Écrite à la troisième personne, l’histoire est racontée par un narrateur extérieur, invisible. Il est témoin du récit et dispose d’un œil qui voit tout (ce que Todorov appelle la vision par-derrière). Il y a très peu de descriptions, quelques digressions, et des analepses (pour utiliser la terminologie de Gérard Genette) qui marquent des arrêts momentanés du récit par des flash-back importants pour la compréhension et la progression du récit. Les personnages crées par le narrateur n’ont aucun secret pour lui. Il peut même lire dans leur tête.

La technique narrative utilisée (des discours directs et narrativisés alternent les scènes et les sommaires) joue un rôle important dans l’économie du récit. Cette sorte de dynamique narrative construit la linéarité du récit avec un nombre important d’événements (ce que Claude Bremond appelle les atomes narratifs) qui font progresser l’action –sans pour autant tomber dans les pièges du détail- et de petites indications sur les personnages, le décor des scènes ainsi que de petits commentaires du narrateur. À observer aussi les marques du discours direct, en italique, comme pour mettre en relief la responsabilité de l’acte du langage –donc du locuteur.
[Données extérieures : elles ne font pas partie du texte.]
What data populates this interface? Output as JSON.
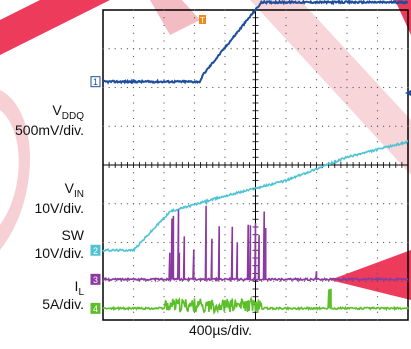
{
  "channels": [
    {
      "name": "V",
      "sub": "DDQ",
      "scale": "500mV/div.",
      "marker": "1",
      "color": "#1f4e9c"
    },
    {
      "name": "V",
      "sub": "IN",
      "scale": "10V/div.",
      "marker": "2",
      "color": "#4fc3d3"
    },
    {
      "name": "SW",
      "sub": "",
      "scale": "10V/div.",
      "marker": "3",
      "color": "#8a3aa0"
    },
    {
      "name": "I",
      "sub": "L",
      "scale": "5A/div.",
      "marker": "4",
      "color": "#5cbf2a"
    }
  ],
  "trigger_marker": "T",
  "x_scale": "400µs/div.",
  "chart_data": {
    "type": "line",
    "title": "",
    "xlabel": "400µs/div.",
    "x_divisions": 10,
    "y_divisions": 8,
    "grid": true,
    "series": [
      {
        "name": "VDDQ",
        "x_div": [
          0,
          3.2,
          3.25,
          5.2,
          10
        ],
        "y_div": [
          2.15,
          2.15,
          2.3,
          4.2,
          4.2
        ]
      },
      {
        "name": "VIN",
        "x_div": [
          0,
          1.0,
          2.2,
          4.0,
          6.0,
          8.0,
          10
        ],
        "y_div": [
          -2.2,
          -2.2,
          -1.2,
          -0.8,
          -0.4,
          0.2,
          0.6
        ]
      },
      {
        "name": "SW",
        "x_div": [
          0,
          10
        ],
        "y_div": [
          -2.95,
          -2.95
        ]
      },
      {
        "name": "IL",
        "x_div": [
          0,
          10
        ],
        "y_div": [
          -3.7,
          -3.7
        ]
      }
    ]
  }
}
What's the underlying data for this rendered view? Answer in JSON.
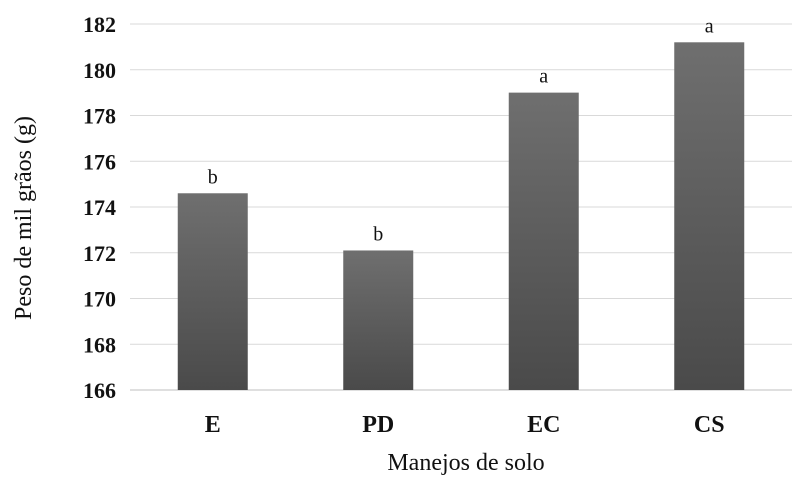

Comme toute œuvre littéraire, Aux frontières de la soif, pour répéter un peu Todorov, s’inspirant lui-même des formalistes russes, a deux aspects : une histoire et un discours. Histoire, parce qu’il évoque une certaine réalité en présentant des événements, des personnages qui s’apparentent et se confondent avec d’autres de la vie réelle. Et discours, parce qu’il y a la présence d’un narrateur qui relate l’histoire et, à son opposé, le lecteur qui la perçoit. Ce que Chklovski appelle l’événementiel et le compositionnel. C’est un récit vivant qui ne laisse de côté aucun des matériaux qui constituent le tissu social de l’Haïti d’avant et d’après le 12 janvier 2010.